There are two scenes in this part of the film that are more outwardly emotional. The first, and the one more widely hailed as the pinnacle scene of the film, is an outburst she has at her mother, played by Academy Award Winner Ellen Burstyn. It is the explosion of everything she has been containing throughout the film. We have witnessed Martha’s mother belittle her throughout the film. And while the more apparent emotion we see is anger, Kirby understands that anger is the spokesperson for all the other emotions her character is feeling. That anger is a mixture of frustration at being expected to grieve in a certain manner, hurt for being blamed for her daughter’s death, shame because even if it’s just a smaller part of her she does believe she is partly at fault, and sadness for her child, for her life, for her future that all died that evening. It’s truly powerful.
But the later scene, the one that should have been her Oscar clip, encapsulates so much more than shouting ever could. In the scene, Kirby’s character goes to the trial of the midwife, portrayed by Molly Parker, who is being tried for the infant’s death. While testifying, Martha asks to address the court. After stating that she does not blame the midwife, she then states:

“There might be a reason for what happened, but we are not going to find it here in this room, and if I stand here and ask for compensation or money then I am saying that I can be compensated… and I can’t. I can’t bring her back. No money or verdicts or sentences can bring back what – how can I give this pain to someone else? Someone who has already suffered? And I know she would not want that. At all. That is not why my daughter came into this world for the time that she did.”
To me, this was the scene that gave us some closure to the emotional rollercoaster the audience was taken on. Kirby, through the mixture of pain and acceptance, embodied Martha’s journey and what she will carry with her moving forward in life. It is utterly moving and highlights the great depths Kirby can go to as a performer.

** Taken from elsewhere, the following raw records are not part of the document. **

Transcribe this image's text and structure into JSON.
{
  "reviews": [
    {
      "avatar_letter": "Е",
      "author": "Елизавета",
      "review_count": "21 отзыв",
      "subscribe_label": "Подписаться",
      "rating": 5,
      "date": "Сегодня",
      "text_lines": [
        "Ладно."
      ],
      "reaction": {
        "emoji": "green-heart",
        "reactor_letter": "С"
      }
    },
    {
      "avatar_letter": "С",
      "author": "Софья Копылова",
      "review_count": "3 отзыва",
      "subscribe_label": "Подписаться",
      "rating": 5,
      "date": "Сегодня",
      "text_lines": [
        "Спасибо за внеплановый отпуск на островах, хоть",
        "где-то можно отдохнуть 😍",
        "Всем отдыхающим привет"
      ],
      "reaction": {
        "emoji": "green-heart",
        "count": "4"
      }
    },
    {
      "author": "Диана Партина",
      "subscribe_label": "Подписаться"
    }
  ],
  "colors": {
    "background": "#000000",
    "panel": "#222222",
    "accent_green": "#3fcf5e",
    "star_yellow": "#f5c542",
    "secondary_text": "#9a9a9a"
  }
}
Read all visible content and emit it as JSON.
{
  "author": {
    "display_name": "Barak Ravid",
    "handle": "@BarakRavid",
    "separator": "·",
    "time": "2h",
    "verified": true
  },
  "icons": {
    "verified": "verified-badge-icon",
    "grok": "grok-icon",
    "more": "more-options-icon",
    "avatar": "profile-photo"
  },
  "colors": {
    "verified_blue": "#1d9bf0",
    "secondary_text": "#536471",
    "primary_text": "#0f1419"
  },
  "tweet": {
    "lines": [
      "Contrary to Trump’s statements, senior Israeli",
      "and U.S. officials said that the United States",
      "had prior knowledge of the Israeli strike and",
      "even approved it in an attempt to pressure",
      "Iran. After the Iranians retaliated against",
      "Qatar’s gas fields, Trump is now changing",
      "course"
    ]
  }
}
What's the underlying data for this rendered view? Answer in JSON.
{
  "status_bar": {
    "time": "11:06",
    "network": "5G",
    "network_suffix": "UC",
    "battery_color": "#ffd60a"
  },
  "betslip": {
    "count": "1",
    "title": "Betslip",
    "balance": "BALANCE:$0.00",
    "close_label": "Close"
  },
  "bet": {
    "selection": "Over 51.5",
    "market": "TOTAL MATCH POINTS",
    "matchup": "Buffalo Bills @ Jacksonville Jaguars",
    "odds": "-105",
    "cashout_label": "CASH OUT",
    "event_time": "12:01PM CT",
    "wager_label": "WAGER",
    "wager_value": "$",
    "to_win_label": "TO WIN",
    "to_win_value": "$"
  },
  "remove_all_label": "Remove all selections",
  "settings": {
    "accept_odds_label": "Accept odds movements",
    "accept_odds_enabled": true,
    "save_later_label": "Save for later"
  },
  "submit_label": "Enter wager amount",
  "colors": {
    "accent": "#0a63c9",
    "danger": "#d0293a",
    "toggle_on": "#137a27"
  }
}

While she did not receive the Oscar for the performance, it will go down as an incredibly influential performance for years to come. The struggles and emotional hurdles Kirby faced with ease are nothing short of remarkable. When she is given the right material and challenging work, Kirby rises to the occasion, giving a haunting and breathtaking performance. This may have been her first Academy Award nomination, but I very much doubt it will be her last.